Album cover for "Goddess" by Banks. (Photo courtesy of

by Margaret Okakpu

Rating: ***1/2

Relatively new to the music scene, Jillian Banks, better known as Banks, hails from Calif. and got her start when DJ Zane Lowe played her single “Before I Ever Met You” on BBC Radio 1.

Her debut album, “Goddess,” is a noteworthy first effort and an easy listen. Signed to IAMSOUND Records and Good Years Recordings, with a voice as melodic as it is haunting, Banks’ sound is one not easily forgotten.

Her music falls under genres such as Indie R&B, PBR&B, and even Trip Hop. She is frequently compared to acts like The Weeknd, Jhene Aiko, and Frank Ocean. The album is quietly compelling and has great moments, but somewhere along the way it missed the mark.

Out of the 18 tracks on the album, about half were either released as singles or previously appeared on her “London” E.P.

“Goddess” takes a new spin on the old topic of relationships gone bad. The tracks are fresh, and as expected with Banks, on the moody side.

While “Alibi” is a medium-tempo shout of desperation, it sucks the listener in with lyrics like,”Please give me something to/convince me that I am not a monster/Babe give me one excuse.”

Other songs like “Beggin’ For Thread” and “Fall Over” feel like a transition. These songs, along with “F*** ‘Em Only We Know,” sound over-produced in comparison to the other material on the album, lacking Banks’ typical dose of soul.
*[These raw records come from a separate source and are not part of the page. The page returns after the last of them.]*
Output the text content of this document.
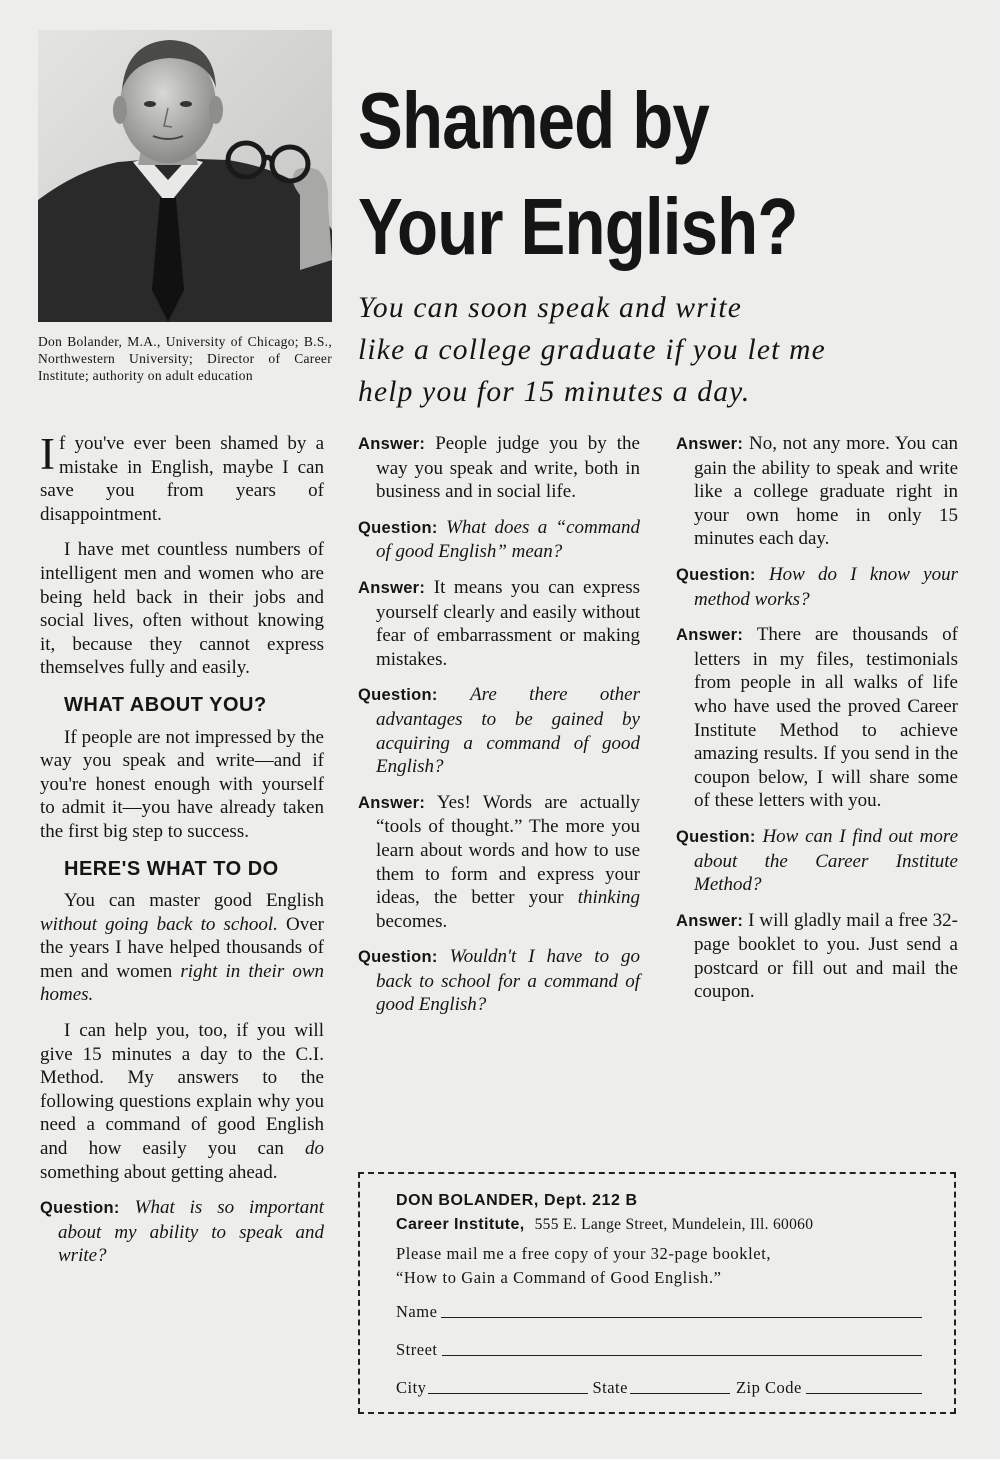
Don Bolander, M.A., University of Chicago; B.S., Northwestern University; Director of Career Institute; authority on adult education
Shamed by
Your English?
You can soon speak and write
like a college graduate if you let me
help you for 15 minutes a day.

If you've ever been shamed by a mistake in English, maybe I can save you from years of disappointment.

I have met countless numbers of intelligent men and women who are being held back in their jobs and social lives, often without knowing it, because they cannot express themselves fully and easily.

WHAT ABOUT YOU?

If people are not impressed by the way you speak and write—and if you're honest enough with yourself to admit it—you have already taken the first big step to success.

HERE'S WHAT TO DO

You can master good English without going back to school. Over the years I have helped thousands of men and women right in their own homes.

I can help you, too, if you will give 15 minutes a day to the C.I. Method. My answers to the following questions explain why you need a command of good English and how easily you can do something about getting ahead.

Question: What is so important about my ability to speak and write?

Answer: People judge you by the way you speak and write, both in business and in social life.

Question: What does a “command of good English” mean?

Answer: It means you can express yourself clearly and easily without fear of embarrassment or making mistakes.

Question: Are there other advantages to be gained by acquiring a command of good English?

Answer: Yes! Words are actually “tools of thought.” The more you learn about words and how to use them to form and express your ideas, the better your thinking becomes.

Question: Wouldn't I have to go back to school for a command of good English?

Answer: No, not any more. You can gain the ability to speak and write like a college graduate right in your own home in only 15 minutes each day.

Question: How do I know your method works?

Answer: There are thousands of letters in my files, testimonials from people in all walks of life who have used the proved Career Institute Method to achieve amazing results. If you send in the coupon below, I will share some of these letters with you.

Question: How can I find out more about the Career Institute Method?

Answer: I will gladly mail a free 32-page booklet to you. Just send a postcard or fill out and mail the coupon.

DON BOLANDER, Dept. 212 B
Career Institute, 555 E. Lange Street, Mundelein, Ill. 60060
Please mail me a free copy of your 32-page booklet,
“How to Gain a Command of Good English.”
Name
Street
City	State	Zip Code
In the midst of a gloomy album, these up-tempo tracks just don’t fit.

“Waiting Game” and “Stick” further the slow burn that is “Goddess.”

Banks displays a heavy persona with a fierce bite. During the reprise of the chorus of “Brain,” she calls out, “I can see you’re struggling/Boy don’t hurt your brain/thinking what you’re gonna say/cause everything’s a game.”

The intensity of her words cut right into the listener. The sting of her sentiment works in her favor, zapping the cliché right out of the breakup.

The breakthrough tracks “Someone New” and “Under The Table” are traditional ballads that take a noticeably softer turn, humanizing the overall product. They give us a break from the sad, soul-stirring vibes that make up the majority of the album and remind the listener that Banks does indeed have a sweet side.

Although at times the album seems disjointed, there are definite breakthrough moments that makes “Goddess” worth a listen; however, the good only slightly outweighs the bad points of this album, so I suggest listening to it on Spotify before purchasing. While it isn’t for everyday listening, it is perfect for a day of brooding.